Malgré les obstacles juridiques et politiques aux poursuites, les experts des droits de l’homme sont optimistes quant au fait qu’Al-Assad et les responsables du régime pourraient un jour être tenus responsables de leurs crimes devant un tribunal.
En Syrie, les célébrations de la chute de Bachar al-Assad se sont mêlées à un sentiment d’horreur, alors qu’apparaissent d’horribles preuves des atrocités commises par son régime.
Des cimetières collectifs et des prisons tristement célèbres qui étaient au cœur du régime coercitif du dictateur déchu ont été découverts.
Ils portent les traces des souffrances brutales infligées par le régime.

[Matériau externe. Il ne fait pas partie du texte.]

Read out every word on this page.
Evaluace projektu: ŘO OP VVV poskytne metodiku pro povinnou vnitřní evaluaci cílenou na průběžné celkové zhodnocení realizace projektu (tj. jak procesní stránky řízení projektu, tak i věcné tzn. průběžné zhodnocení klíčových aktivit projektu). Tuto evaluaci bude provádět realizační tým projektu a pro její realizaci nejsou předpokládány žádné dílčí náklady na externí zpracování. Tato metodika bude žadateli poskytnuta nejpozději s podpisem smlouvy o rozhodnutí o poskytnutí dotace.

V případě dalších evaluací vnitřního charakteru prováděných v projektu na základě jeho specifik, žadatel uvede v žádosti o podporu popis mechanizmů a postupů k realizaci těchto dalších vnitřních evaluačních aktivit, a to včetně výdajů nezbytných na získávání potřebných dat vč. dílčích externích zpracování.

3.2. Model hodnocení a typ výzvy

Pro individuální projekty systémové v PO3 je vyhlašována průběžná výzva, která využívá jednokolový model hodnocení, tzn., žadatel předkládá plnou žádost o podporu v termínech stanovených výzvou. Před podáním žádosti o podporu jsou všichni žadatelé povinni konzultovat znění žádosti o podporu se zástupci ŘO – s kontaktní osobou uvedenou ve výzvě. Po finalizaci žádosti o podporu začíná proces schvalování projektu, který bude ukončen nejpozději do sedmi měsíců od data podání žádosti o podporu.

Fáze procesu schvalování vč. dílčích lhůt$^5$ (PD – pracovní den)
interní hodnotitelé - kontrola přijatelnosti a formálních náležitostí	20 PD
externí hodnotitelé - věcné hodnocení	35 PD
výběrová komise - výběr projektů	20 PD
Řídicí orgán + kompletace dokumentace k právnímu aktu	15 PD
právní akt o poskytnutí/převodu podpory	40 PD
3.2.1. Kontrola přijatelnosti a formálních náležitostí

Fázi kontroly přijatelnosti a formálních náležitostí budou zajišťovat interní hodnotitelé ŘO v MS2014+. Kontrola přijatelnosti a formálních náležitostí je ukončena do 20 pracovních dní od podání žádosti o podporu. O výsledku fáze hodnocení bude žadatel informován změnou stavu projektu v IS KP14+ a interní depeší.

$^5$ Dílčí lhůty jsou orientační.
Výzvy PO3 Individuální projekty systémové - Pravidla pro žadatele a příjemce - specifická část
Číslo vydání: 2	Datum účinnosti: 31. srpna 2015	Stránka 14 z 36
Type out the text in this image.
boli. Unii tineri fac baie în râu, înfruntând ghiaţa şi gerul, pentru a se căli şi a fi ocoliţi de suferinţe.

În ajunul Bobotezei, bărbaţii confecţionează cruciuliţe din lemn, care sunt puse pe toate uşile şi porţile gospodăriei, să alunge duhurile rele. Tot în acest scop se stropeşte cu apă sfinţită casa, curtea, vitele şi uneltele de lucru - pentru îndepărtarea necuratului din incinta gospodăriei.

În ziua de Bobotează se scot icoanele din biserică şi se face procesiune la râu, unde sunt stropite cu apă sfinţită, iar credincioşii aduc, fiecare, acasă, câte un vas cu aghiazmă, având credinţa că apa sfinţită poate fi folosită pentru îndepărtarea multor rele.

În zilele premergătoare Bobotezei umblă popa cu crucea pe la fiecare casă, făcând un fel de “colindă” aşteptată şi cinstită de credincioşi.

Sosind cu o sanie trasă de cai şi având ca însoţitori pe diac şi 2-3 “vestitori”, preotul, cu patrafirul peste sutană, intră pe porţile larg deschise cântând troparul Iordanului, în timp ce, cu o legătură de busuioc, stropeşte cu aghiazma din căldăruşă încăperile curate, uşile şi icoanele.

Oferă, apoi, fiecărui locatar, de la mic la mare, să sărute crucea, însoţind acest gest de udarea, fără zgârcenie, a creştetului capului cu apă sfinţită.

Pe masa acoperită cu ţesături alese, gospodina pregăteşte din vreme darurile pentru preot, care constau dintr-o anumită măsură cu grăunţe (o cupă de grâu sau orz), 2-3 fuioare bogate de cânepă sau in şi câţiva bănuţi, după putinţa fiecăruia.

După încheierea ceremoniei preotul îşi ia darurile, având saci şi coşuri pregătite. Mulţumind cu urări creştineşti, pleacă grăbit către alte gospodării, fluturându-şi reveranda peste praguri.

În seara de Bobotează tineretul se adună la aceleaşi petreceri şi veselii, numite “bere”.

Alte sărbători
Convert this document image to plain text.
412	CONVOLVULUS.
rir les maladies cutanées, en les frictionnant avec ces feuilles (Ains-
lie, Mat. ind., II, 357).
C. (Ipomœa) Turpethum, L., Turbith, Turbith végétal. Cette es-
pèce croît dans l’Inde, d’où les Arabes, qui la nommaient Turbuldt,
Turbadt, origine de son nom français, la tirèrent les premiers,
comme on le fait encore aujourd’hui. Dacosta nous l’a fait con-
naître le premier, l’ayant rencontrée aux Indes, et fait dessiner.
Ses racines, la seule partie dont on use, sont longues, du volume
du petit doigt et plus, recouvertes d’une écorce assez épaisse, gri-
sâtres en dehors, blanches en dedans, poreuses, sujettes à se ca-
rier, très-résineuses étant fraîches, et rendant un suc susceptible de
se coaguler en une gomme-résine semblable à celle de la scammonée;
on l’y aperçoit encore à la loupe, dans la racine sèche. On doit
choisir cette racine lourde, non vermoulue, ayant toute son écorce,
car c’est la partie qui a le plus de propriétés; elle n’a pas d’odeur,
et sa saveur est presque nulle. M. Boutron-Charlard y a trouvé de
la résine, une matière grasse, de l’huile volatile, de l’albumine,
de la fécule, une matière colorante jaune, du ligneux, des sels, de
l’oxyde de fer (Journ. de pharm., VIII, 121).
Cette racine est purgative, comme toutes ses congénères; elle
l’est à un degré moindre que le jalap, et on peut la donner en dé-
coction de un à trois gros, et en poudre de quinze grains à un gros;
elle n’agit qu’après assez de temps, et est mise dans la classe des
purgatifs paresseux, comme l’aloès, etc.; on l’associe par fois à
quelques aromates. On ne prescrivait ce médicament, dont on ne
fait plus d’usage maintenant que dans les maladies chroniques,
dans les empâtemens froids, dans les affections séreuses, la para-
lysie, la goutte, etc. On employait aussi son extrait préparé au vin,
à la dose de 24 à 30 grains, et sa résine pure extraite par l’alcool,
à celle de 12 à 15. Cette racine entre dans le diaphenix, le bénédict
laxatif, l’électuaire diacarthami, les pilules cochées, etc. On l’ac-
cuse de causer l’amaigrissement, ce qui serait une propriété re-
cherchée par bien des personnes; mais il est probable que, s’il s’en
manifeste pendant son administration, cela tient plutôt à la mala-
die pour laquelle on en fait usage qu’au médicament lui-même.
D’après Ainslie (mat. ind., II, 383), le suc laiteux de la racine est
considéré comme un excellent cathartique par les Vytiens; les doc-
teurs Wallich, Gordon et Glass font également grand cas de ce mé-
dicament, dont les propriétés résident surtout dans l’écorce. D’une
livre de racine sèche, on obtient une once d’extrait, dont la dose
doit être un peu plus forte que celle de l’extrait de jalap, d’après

Des scènes chaotiques d’anciens détenus, de leurs proches et de journalistes parcourant les papiers des centres de détention ont suscité des appels internationaux aux nouveaux dirigeants de facto de la Syrie pour qu’ils garantissent la préservation des preuves en vue de futures poursuites pénales.
Al-Assad et son père, Hafez, ont été accusés d’une litanie de crimes et d’abus au cours des 54 dernières années, notamment de torture, de viols, d’exécutions massives, de disparitions forcées et d’attaques chimiques.
Le Réseau syrien des droits de l’homme (SNHR) estime qu’au moins 15 000 Syriens ont été torturés à mort depuis le début de la guerre civile en 2011.
Mais avec al-Assad en exil en Russie et de nombreux membres de son entourage soupçonnés de se trouver en Iran, plusieurs obstacles juridiques et politiques font obstacle à la responsabilisation pénale.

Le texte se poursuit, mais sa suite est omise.